Each wheelchair carried the paraphernalia needed for its occupant. The urine bag, the wound drain, the pain relief drip.
The least injured had lost a foot. Most had lost one leg, chiefly above the knee. Some had both legs missing. One young man had a stump remaining for his right leg and, it appeared nothing left at all on the left, including his hip. His wheelchair sported a greater selection of tubes and bags and he had a foam support keeping him upright.
Dark humour all around. They chatted casually about where they had been injured and who had died alongside them. One talked about feeling that he was lying in cold water when his leg had been blown off. He was wounded on the last day of 2009. Throwaway references to places I hear on the news each morning. Camp Bastion. Lashkhar Gah. Helmand. The pain killers and the morphine needed to bring them back on the long flight. “I never expected to come back without a bum”.
Junior Mad and I ate our lunch quietly. When it was time to go, the Warrant Officer accompanying these young men looked across at me and smiled. Did he see the sadness in my look? It seemed feeble to sit there with tears pricking my eyes. What did I have to be sad about? I was sitting there with my son, both legs intact, older than any of those boys.
As we left, they were setting off for their return journey to the West Midlands Rehabiliation Centre. Each one donned wheelchair gloves and they were lining themselves up to wheel themselves back. No ambulances or mini-buses. Just learning to get on with the rest of their lives.
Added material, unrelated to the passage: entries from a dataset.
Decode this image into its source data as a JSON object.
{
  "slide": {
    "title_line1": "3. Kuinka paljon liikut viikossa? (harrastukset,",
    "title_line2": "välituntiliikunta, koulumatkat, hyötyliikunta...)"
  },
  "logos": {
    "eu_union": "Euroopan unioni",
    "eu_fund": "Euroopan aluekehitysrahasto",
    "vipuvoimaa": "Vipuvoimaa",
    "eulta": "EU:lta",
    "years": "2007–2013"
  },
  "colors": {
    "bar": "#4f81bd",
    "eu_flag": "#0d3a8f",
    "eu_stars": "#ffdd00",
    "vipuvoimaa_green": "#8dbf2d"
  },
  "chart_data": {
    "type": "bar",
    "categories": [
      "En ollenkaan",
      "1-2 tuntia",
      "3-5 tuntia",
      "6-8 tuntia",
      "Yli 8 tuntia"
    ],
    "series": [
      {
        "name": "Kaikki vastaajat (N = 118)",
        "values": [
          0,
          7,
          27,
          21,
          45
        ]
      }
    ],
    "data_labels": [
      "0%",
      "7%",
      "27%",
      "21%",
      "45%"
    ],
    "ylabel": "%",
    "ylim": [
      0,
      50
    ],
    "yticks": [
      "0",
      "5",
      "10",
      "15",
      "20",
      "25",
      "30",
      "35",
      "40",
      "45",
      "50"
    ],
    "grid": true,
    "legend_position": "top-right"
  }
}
Don’t bother telling me that we have a professional army and these young soldiers signed up for this very job. They chiefly come from the parts of the country where there is no longer a manufacturing base, they have minimal educational qualifications and their only expectation is a life on benefits.
Perhaps Brown or Blair can explain what the hell we're doing there. We've been there since October 7th 2001. Such little progress has been made that they cannot afford to run parliamentary elections.
Have a look at the map. Do you think it's worth it?